In protest of the A’s planned move to Las Vegas in 2028, fan groups staged a boycott of the home opener Thursday, purchasing tickets to the game to organize a block party outside the stadium. Paid attendance for the game was 13,522, but many never made it inside.

A half-hour before the game’s first pitch, hundreds of fans gathered in the far corner of the parking lot. They displayed “Sell” T-shirts and flags, threw beanbags at caricatures of team executives —including owner John Fisher and president Dave Kaval — and danced to live music while munching on dinner from food trucks.

“Everyone’s in such a good mood because we’re all here for the same thing,” said Edward Silva, a student at San Jose State and a lifelong A’s fan. “Everyone knows the score. So everyone’s on the same page, and just creating a wonderful atmosphere.”

The A’s opened gates to parking lots just two hours before the game to align with what they said was the expected attendance, but fan groups that organized the boycott, including the Oakland 68’s and The Last Dive Bar, said it was an attempt to limit the protest.

Dennis Biles, an organizer with the Oakland 68’s, said at a rally in the parking lot that Thursday was the first A’s home game he missed in five years. Biles, a season ticket holder since 2007, chose to attend college locally so he could still go to A’s games. He noted that other fans probably made similar sacrifices to support the club, small or large.

“For a long time, I really believed that the A’s were actually dedicated to the community,” Biles said. “And I really bought into that whole spiel.”

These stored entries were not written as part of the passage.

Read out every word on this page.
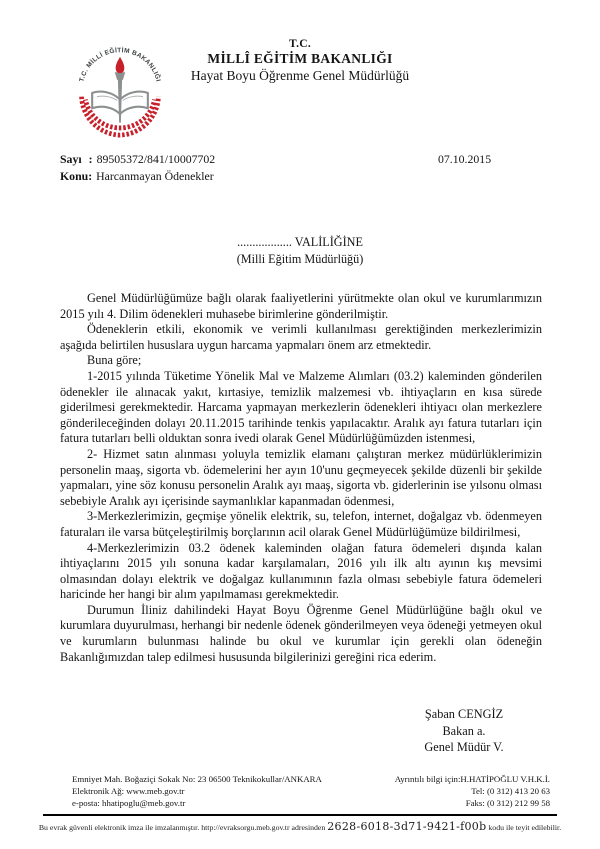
T.C. MİLLİ EĞİTİM BAKANLIĞI
T.C.
MİLLÎ EĞİTİM BAKANLIĞI
Hayat Boyu Öğrenme Genel Müdürlüğü
Sayı : 89505372/841/10007702	07.10.2015
Konu: Harcanmayan Ödenekler
.................. VALİLİĞİNE
(Milli Eğitim Müdürlüğü)

Genel Müdürlüğümüze bağlı olarak faaliyetlerini yürütmekte olan okul ve kurumlarımızın 2015 yılı 4. Dilim ödenekleri muhasebe birimlerine gönderilmiştir.

Ödeneklerin etkili, ekonomik ve verimli kullanılması gerektiğinden merkezlerimizin aşağıda belirtilen hususlara uygun harcama yapmaları önem arz etmektedir.

Buna göre;

1-2015 yılında Tüketime Yönelik Mal ve Malzeme Alımları (03.2) kaleminden gönderilen ödenekler ile alınacak yakıt, kırtasiye, temizlik malzemesi vb. ihtiyaçların en kısa sürede giderilmesi gerekmektedir. Harcama yapmayan merkezlerin ödenekleri ihtiyacı olan merkezlere gönderileceğinden dolayı 20.11.2015 tarihinde tenkis yapılacaktır. Aralık ayı fatura tutarları için fatura tutarları belli olduktan sonra ivedi olarak Genel Müdürlüğümüzden istenmesi,

2- Hizmet satın alınması yoluyla temizlik elamanı çalıştıran merkez müdürlüklerimizin personelin maaş, sigorta vb. ödemelerini her ayın 10'unu geçmeyecek şekilde düzenli bir şekilde yapmaları, yine söz konusu personelin Aralık ayı maaş, sigorta vb. giderlerinin ise yılsonu olması sebebiyle Aralık ayı içerisinde saymanlıklar kapanmadan ödenmesi,

3-Merkezlerimizin, geçmişe yönelik elektrik, su, telefon, internet, doğalgaz vb. ödenmeyen faturaları ile varsa bütçeleştirilmiş borçlarının acil olarak Genel Müdürlüğümüze bildirilmesi,

4-Merkezlerimizin 03.2 ödenek kaleminden olağan fatura ödemeleri dışında kalan ihtiyaçlarını 2015 yılı sonuna kadar karşılamaları, 2016 yılı ilk altı ayının kış mevsimi olmasından dolayı elektrik ve doğalgaz kullanımının fazla olması sebebiyle fatura ödemeleri haricinde her hangi bir alım yapılmaması gerekmektedir.

Durumun İliniz dahilindeki Hayat Boyu Öğrenme Genel Müdürlüğüne bağlı okul ve kurumlara duyurulması, herhangi bir nedenle ödenek gönderilmeyen veya ödeneği yetmeyen okul ve kurumların bulunması halinde bu okul ve kurumlar için gerekli olan ödeneğin Bakanlığımızdan talep edilmesi hususunda bilgilerinizi gereğini rica ederim.

Şaban CENGİZ
Bakan a.
Genel Müdür V.
Emniyet Mah. Boğaziçi Sokak No: 23 06500 Teknikokullar/ANKARA
Elektronik Ağ: www.meb.gov.tr
e-posta: hhatipoglu@meb.gov.tr
Ayrıntılı bilgi için:H.HATİPOĞLU V.H.K.İ.
Tel: (0 312) 413 20 63
Faks: (0 312) 212 99 58
Bu evrak güvenli elektronik imza ile imzalanmıştır. http://evraksorgu.meb.gov.tr adresinden 2628-6018-3d71-9421-f00b kodu ile teyit edilebilir.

The A’s plan to relocate to Las Vegas in 2028, but where they will play after this season remains uncertain with their lease at the Coliseum expiring. Sacramento and Salt Lake City have been floated as options, as well as sharing Oracle Park with the San Francisco Giants.

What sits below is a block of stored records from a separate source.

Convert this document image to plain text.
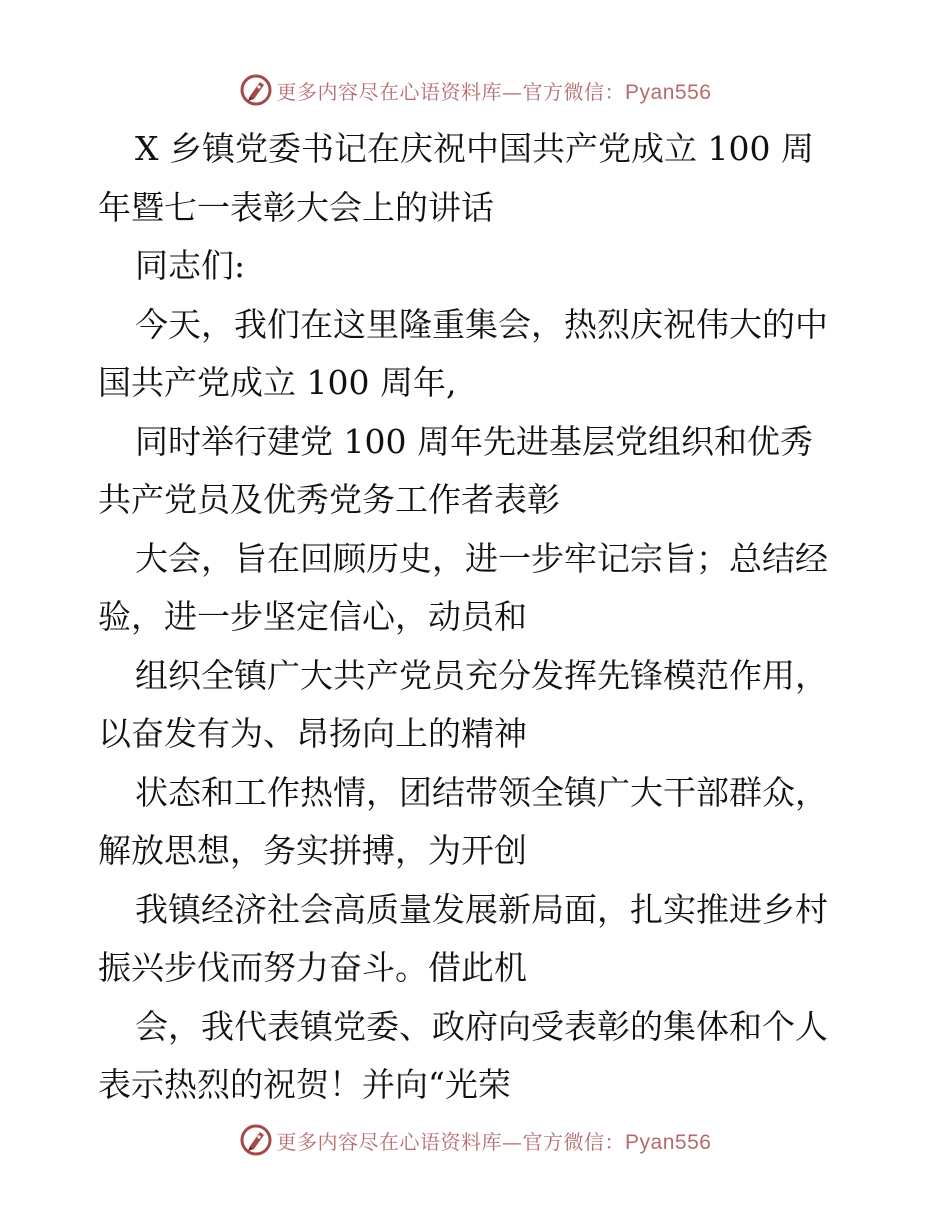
更多内容尽在心语资料库—官方微信：Pyan556
X 乡镇党委书记在庆祝中国共产党成立 100 周
年暨七一表彰大会上的讲话
同志们:
今天，我们在这里隆重集会，热烈庆祝伟大的中
国共产党成立 100 周年,
同时举行建党 100 周年先进基层党组织和优秀
共产党员及优秀党务工作者表彰
大会，旨在回顾历史，进一步牢记宗旨；总结经
验，进一步坚定信心，动员和
组织全镇广大共产党员充分发挥先锋模范作用，
以奋发有为、昂扬向上的精神
状态和工作热情，团结带领全镇广大干部群众，
解放思想，务实拼搏，为开创
我镇经济社会高质量发展新局面，扎实推进乡村
振兴步伐而努力奋斗。借此机
会，我代表镇党委、政府向受表彰的集体和个人
表示热烈的祝贺！并向“光荣
更多内容尽在心语资料库—官方微信：Pyan556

The Oakland 68’s and the Oakland United Coalition called at the rally for the Alameda County Board of Supervisors to back out of their agreement to sell their 50% stake of the Coliseum to the A’s. At another booth was organizers at Schools Over Stadiums, a group attempting to block public funding for the Las Vegas stadium in favor of money for education.

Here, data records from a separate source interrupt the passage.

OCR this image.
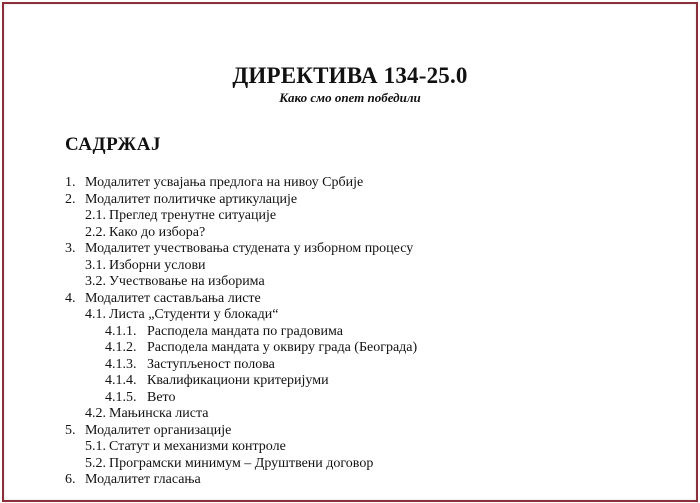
ДИРЕКТИВА 134-25.0
Како смо опет победили
САДРЖАЈ
1. Модалитет усвајања предлога на нивоу Србије
2. Модалитет политичке артикулације
2.1. Преглед тренутне ситуације
2.2. Како до избора?
3. Модалитет учествовања студената у изборном процесу
3.1. Изборни услови
3.2. Учествовање на изборима
4. Модалитет састављања листе
4.1. Листа „Студенти у блокади“
4.1.1. Расподела мандата по градовима
4.1.2. Расподела мандата у оквиру града (Београда)
4.1.3. Заступљеност полова
4.1.4. Квалификациони критеријуми
4.1.5. Вето
4.2. Мањинска листа
5. Модалитет организације
5.1. Статут и механизми контроле
5.2. Програмски минимум – Друштвени договор
6. Модалитет гласања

Thursday was the second large action taken by A’s fans during home games after plans to move to Las Vegas were announced. Last June, fans packed the Coliseum for a reverse boycott urging Fisher to sell the team.

“I felt like that was for us to know that it was important,” said Hal Gordon, an economist and former hot dog vendor at the Coliseum who became a fan favorite before he left in 2022. “This time, we’re fighting. We’re fighting back. We’re raising money to fight back. We’re urging people not to go in so they have less money to build their stadium.”

He added: “There’s no playbook when someone says, ‘We’re stealing your team from you.’”

Managers for both teams empathized with the fans.

“I wouldn’t expect anything less from Oakland A’s fans,” manager Mark Kotsay said. “When they come out, they come out with support, with love, and they do it full force.”

Kotsay added that the fans that do show up to the game itself would “have a way to just be loud and create energy.”

“Just to put a uniform on and to have this opportunity to be a big leaguer, to manage a big league club — I’m honored, regardless if there’s one fan or 60,000 fans,” Kotsay said.

Oakland remains a special place for Guardians manager Stephen Vogt, who made his debut against the club for which he played six years.

“My heart goes out to the fans and the people of Oakland, obviously the organization as well,” Vogt said. “They’re in a tough place right now and hopefully they’ll get some answers and some clarity soon.”